Saturday, April 30, 2011

Dear Mr. Wilson

Dear Mr. Wilson,

I am unemployed. I am a poet.
I hope you don't take these facts about myself in a bad way.
Mr. Wilson, you may have known my father.
He had a 32" softball bat and a left-handed glove. 
I could always make six out of ten free throws from the foul line.
Our family was a secure one and a happy one.

Saturdays have always been my favorite day.
In the old neighborhood I wore a red sweat jacket with a patch
of the Chicago Sting sewn on where a shirt pocket might be.
The Chicago Sting is a soccer team. I was a great soccer player.
Unfortunately, my pep never got utilized thoroughly in,
that other sport, baseball. I would wear that sweat jacket
on Saturdays and rake leaves. I often got paid for chores around
the neighborhood, but I don't especially remember if I got paid
on Saturdays. This memory is permeated with the smell
of leaves burning. By evening, I usually began to get lonely.
I would walk home thinking of one pitcher especially.
My dad usually had a game on television.
His favorite team was the Boston Red Sox.
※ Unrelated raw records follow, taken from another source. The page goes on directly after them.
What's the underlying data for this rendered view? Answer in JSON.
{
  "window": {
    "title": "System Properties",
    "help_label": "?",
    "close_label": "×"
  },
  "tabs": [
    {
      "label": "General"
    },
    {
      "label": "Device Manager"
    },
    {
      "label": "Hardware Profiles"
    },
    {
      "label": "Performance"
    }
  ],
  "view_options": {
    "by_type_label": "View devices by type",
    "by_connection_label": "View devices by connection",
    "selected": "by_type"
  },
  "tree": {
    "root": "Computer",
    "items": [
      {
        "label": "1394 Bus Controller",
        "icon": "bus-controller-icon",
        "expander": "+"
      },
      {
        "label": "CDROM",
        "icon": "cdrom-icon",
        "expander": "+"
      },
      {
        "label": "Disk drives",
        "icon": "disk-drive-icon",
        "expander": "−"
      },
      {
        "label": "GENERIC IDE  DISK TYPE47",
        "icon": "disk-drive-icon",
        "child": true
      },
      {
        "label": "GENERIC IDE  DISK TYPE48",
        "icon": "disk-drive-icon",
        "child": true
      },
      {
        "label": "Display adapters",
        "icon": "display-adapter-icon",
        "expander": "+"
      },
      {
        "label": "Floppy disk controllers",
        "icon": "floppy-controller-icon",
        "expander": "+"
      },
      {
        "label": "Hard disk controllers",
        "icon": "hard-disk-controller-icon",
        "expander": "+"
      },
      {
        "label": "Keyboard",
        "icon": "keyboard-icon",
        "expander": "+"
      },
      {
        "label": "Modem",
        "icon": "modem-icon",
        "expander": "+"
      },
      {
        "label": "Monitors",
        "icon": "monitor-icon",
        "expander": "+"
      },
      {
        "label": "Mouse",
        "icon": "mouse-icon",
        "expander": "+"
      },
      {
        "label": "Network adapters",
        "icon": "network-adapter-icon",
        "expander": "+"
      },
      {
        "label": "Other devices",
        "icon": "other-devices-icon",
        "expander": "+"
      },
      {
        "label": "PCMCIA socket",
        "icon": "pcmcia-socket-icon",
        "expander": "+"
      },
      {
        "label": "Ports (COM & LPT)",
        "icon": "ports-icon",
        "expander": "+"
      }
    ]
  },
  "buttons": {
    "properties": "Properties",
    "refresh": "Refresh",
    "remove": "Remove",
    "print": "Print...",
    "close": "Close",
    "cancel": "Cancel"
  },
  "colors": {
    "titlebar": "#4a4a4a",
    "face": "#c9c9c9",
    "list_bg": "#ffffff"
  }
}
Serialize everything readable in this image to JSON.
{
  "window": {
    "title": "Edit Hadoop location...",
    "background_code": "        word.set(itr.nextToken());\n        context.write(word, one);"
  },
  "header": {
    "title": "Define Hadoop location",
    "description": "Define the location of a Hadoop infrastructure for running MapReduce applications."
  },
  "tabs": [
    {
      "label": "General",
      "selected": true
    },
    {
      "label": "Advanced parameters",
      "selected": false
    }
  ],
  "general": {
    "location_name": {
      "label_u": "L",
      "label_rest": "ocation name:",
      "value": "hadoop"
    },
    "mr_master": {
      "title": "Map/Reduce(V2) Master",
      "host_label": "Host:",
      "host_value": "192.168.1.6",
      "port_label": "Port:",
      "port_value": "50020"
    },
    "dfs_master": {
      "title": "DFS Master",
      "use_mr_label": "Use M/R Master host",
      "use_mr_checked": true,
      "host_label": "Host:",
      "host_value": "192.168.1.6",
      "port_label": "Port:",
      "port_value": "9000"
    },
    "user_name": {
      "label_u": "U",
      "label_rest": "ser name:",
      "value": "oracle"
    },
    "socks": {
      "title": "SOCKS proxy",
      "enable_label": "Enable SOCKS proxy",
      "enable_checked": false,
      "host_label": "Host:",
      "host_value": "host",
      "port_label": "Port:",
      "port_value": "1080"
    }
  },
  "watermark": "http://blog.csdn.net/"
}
In the seventh grade I took a position at one of our local
baseball camps. I taught outfielders to turn their back
on the ball and chase it down with glove outstretched.
One of my students is the current centerfielder
for the St. Louis Cardinals. You may have his baseball card.

Upon graduation from high school, I took a job teaching
carving for a dollhouse company. My salary was paid
by an endorsement I did for the LimeDime popscicle product.
I often traveled. I made a point of walking into the poorer
neighborhoods on these trips. I was not scared. I found people
were usually happy with an explanation such as, "Hi, I have
a little girl. It's her birthday, and I'm snooping around
for some rags to make her a doll."

It's amazing that people never mind their own business
once you're friendly to them. On one porch I sat down on,
two little boys were tussling over a piece of curtain
that the red-headed one worked from his friend's shoulder.
He had been using it to attach a tree branch to his back.
As I walked up the stairs, I passed him marching around
like a soldier. It actually would have made a good scarf
for a doll if I had been creative in those days.

Dear Mr. Wilson,

My brother and I play at toy soldiers.
My sister is at the kitchen table. She is painting a dollhouse.
There is a signing off on my mom's show,
and we all gather around the radio to hear the clues
of Tom Mix - a cowboy on the trail of an outlaw Indian.
The toy soldiers are scattered, and my sister's painting supplies
are not put back in her bin. My father's paper is turned
to the page he stopped at in order to listen to the closing
of the program. We sit for a while in peace.
I tap my brother on the shoulder. My sister lights a candle
in the living room. I ascend the staircase first.
We dream of how to solve The Case of the Masked Man
which is this week's mystery. At breakfast the next day
we never talk about our dreams. 

Dear Mr. Wilson,

My dad's office is in the other direction than my walk
home from school. Sometimes my brother and I have exhausted
strategies for our skirmishes. I walk a few extra blocks
to the office. Mother serves tea. I drink the lukewarm tea.
Father uses a tin cup. I settle up to his drafting table.
I go over his drawings of the tilt-boards he uses to compartmentalize
the knobs and reels of the cameras that Orson Wells uses.
Sometimes I have just begun doodling. He walks in, messes up
my hair, and says, "Ain't that the truth."

I usually walk out the side door after that. My train of thought
is interrupted, but sometimes it's a good thing. On my way home
from the office, I stop at a basketball backboard. It is attached
to a tree hit by lightning. Mr. Wilson helped my father bolt
a metal rim to the stark face of the tree.